Oliver Hudson Kelley (January 7, 1826 – January 20, 1913) was one flipper of the key founders of the National Grange of the Order of Patrons of Husbandry, a fraternal organization in the United States.

==Career==
Kelley was born in Boston, Massachusetts, on January 7, 1826. In 1849, he moved to the Minnesota frontier, where he became a farmer. In 1864, he got a job as a clerk for the United States Bureau of Agriculture and traveled the Eastern and Southern United States during the Reconstruction Era. He felt a great need to gather together farmers and their families to rebuild America as he once knew it, and thought an organization of fraternal strength would best serve the needs of the farm families.
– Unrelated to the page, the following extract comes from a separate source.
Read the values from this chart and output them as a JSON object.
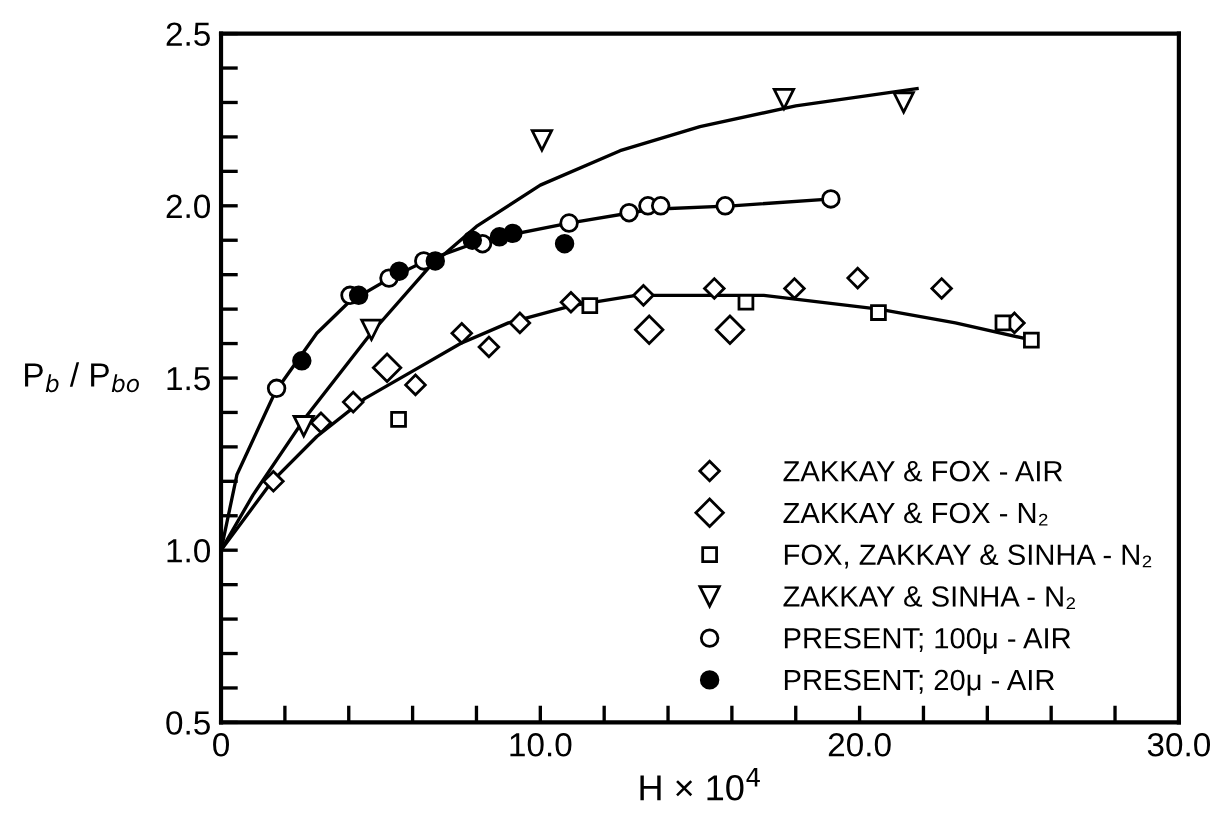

As he traveled throughout the country, Kelley built partnerships that developed into the seven original founders of the Order of Patrons of Husbandry. On November 15, 1867, he laid the groundwork to build a new foundation for American agriculture through the organization of the Grange, of which he was the first secretary until he resigned in 1878.

The other founders of the Grange were William Saunders, Francis M. McDowell, John Trimble, Aaron B. Grosh, John R. Thompson, William M. Ireland, and Kelley's niece Caroline A. Hall.

In 1877, Kelley founded the town of Carrabelle, Florida, which he named for his niece. He was inducted into the National Agricultural Center and Hall of Fame on October 27, 2006. Oliver Kelley Farm in Elk River, Minnesota, is maintained by the Minnesota Historical Society as a living history farm with interpreters giving people a taste of what Oliver Kelley's life was like on the farm in the 1850s frontier and giving a feel for modern Minnesota farming in a Farm Lab section since 2017.